Questions about ADHD have much to do with the distribution of scarce educational resources. By one estimate the U.S. educational system spends close to $9 billion each year on learning-disabled students (this figure does not include the $3 billion spent on related medical visits and prescription drugs). This is four times what was spent last year on federal Head Start programs. Such disparities are hard to defend when there is no clear evidence that ADHD is a legitimate disability. Is it right to selectively label students as "disabled" for exhibiting what may simply be the normal behaviors of childhood? And what is the justification for helping certain students conform to a school's behavioral standards while denying aid to others? These are difficult questions that popular books such as The Hyperactivity Hoax and Ritalin Nation fail to address.
In the end, what has made DeGrandpre's "Ritalin Nation" not only possible but inevitable is the framing of the ADHD debate itself–a debate that pits nature against nurture while ignoring the distinction between normal and diseased. As science gains the ability to adjust not only our bodies but our personalities, we have responded by labeling as psychiatric illnesses many patterns of behavior that were previously considered perfectly normal. If medicine can fix it, we reason, then there must have been something wrong. In the case of ADHD, we've become obsessed with trying to determine what that something is.

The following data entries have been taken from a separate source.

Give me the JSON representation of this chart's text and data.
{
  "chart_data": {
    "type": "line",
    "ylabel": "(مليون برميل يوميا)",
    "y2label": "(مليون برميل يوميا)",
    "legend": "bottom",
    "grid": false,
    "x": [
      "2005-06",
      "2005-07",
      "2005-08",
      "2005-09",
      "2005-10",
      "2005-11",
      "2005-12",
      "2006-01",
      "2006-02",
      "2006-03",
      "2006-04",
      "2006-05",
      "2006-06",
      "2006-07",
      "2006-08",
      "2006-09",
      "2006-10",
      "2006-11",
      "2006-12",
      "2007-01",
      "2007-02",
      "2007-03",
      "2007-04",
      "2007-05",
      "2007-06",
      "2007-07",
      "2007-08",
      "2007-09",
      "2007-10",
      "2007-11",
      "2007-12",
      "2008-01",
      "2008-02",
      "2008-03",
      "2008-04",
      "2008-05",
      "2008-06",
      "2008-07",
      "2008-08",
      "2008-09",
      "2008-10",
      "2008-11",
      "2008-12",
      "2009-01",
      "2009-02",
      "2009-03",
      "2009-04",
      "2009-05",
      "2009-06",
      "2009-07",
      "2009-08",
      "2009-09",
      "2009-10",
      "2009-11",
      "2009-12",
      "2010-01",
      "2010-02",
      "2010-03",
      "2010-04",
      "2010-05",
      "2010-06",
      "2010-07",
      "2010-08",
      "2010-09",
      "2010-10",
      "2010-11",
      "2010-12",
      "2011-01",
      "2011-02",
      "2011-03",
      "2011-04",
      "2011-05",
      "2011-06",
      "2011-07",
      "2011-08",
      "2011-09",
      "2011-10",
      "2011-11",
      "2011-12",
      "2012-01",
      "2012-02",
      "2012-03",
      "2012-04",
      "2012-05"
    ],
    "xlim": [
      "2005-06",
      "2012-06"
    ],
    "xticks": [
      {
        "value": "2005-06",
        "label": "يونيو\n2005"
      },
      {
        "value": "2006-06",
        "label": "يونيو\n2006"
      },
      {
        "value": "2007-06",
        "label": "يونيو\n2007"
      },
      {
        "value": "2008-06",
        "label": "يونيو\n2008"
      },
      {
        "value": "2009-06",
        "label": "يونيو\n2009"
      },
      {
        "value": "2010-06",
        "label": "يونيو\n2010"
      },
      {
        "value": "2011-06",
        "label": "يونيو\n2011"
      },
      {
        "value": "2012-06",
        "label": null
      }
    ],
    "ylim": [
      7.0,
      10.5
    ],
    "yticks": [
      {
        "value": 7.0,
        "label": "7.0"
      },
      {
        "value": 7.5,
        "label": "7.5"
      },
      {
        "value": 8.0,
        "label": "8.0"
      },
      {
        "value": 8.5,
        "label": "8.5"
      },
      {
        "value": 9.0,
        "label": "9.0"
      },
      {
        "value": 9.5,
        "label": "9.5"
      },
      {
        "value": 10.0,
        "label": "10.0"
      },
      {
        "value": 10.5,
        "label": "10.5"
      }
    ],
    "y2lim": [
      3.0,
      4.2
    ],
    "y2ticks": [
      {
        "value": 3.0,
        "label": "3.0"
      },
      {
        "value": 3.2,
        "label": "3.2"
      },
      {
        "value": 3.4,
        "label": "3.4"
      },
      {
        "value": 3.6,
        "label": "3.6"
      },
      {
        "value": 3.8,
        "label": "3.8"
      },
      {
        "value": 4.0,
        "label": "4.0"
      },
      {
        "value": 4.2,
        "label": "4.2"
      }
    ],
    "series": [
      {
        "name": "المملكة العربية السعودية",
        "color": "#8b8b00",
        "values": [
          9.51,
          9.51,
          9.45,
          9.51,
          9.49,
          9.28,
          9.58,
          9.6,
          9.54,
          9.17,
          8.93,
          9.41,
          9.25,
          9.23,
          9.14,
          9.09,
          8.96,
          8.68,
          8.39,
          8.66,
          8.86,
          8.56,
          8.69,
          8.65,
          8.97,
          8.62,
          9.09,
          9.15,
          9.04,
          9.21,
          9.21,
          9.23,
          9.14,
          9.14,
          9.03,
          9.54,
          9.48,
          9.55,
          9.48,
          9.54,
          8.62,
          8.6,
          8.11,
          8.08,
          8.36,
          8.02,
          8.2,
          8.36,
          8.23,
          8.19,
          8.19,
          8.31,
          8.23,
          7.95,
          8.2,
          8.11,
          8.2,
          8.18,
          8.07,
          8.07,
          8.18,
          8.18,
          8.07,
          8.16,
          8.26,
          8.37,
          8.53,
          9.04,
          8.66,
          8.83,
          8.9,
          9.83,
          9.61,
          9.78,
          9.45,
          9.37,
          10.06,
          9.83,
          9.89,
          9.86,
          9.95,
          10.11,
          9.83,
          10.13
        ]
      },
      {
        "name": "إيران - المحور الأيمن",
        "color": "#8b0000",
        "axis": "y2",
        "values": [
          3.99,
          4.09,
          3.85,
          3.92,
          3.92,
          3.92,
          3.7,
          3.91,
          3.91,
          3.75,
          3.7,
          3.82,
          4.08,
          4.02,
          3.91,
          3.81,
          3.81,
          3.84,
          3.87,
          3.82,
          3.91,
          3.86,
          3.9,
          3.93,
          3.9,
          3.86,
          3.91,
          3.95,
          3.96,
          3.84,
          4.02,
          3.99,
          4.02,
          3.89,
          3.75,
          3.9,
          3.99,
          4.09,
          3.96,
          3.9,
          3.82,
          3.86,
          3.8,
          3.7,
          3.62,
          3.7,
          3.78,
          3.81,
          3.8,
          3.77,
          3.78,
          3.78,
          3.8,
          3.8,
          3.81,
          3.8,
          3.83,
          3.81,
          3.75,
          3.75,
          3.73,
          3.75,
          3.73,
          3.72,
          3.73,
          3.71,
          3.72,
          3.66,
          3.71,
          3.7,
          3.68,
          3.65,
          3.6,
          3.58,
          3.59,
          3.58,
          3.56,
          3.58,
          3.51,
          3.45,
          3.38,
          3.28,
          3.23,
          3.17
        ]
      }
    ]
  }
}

The 4 million American children being drugged with a chemical virtually identical to cocaine are victims of this obsession. So are the children denied the educational luxuries given to their ADHD-diagnosed peers. Over the course of a decade, our search for the roots of ADHD has revealed remarkably little. It's time we stopped looking for invisible causes and started asking about the very real costs that the idea of ADHD imposes on our children–those who are diagnosed with the disorder as well as those who are not.